Caso Castelo: PM poderá ser o mandante do crime que chocou o Piauí
Informações recentes apontam que o menor de idade morto no
CEM (Centro Educacional Masculino), Gleison Vieira, teria sido aliciado por um
policial militar da cidade de Castelo do Piauí para cometer o crime e receberia
recompensa de 2 mil reais. Ele foi acusado de, junto com outros quatro
comparsas (três menores e um adulto de 40 anos) estuprar e espancar quatro
adolescentes.
O juiz Leonardo Brasileiro, afirma ter conhecimento do caso
e que está sendo apurado se houve ou não incentivo de um policial militar no
crime, como o objetivo de promover sua empresa de segurança na cidade.

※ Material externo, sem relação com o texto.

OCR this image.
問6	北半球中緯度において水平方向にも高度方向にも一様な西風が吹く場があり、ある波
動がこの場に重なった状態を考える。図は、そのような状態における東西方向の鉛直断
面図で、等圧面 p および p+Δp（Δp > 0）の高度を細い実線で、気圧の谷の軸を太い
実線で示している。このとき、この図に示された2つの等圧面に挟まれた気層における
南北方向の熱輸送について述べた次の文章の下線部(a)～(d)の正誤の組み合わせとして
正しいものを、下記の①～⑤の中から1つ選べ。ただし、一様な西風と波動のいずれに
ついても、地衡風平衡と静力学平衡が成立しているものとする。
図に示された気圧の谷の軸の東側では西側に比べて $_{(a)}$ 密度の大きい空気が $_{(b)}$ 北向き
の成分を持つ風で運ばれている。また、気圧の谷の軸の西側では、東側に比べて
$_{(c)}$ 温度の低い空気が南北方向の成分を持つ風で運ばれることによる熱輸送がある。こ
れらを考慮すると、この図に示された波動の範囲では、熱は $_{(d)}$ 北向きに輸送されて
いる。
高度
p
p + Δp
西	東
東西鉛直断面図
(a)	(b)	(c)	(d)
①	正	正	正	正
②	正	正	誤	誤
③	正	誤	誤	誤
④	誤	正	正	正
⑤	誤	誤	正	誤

“Na verdade tudo que está sendo comentado eu não posso me
manifestar, mas isso na é nada novo. Todas as teses já foram apuradas e constam
nos autos do processo, a informação chegou agora para vocês, mas já temos
conhecimento de tudo. Essa é apenas uma tese e não podemos acusar ninguém. A
defesa tem o papel de fazer uso de teses para defender os menores”, disse o
Juiz Leonardo Brasileiro.
Sobre isso, o Comandante Geral da Polícia Militar do Piauí,
coronel Carlos Augusto afirma que a polícia aguarda a resolução do inquérito
policial.
“Nós trabalhamos com fatos comprovados, em Castelo do Piauí
há um inquérito que será instaurado e estamos esperando a comunicação do
resultado desse inquérito para poder tomar ação. Nós não admitiremos nenhum
desvio de conduta, se formos oficialmente comunicados vamos tomar as medidas
cabíveis junto a corregedoria de polícia do Estado”, disse Carlos Augusto,
confirmando que houve mudanças do comando de policiamento em Castelo do Piauí
após o crime bárbaro que aconteceu vitimando as quatro adolescentes.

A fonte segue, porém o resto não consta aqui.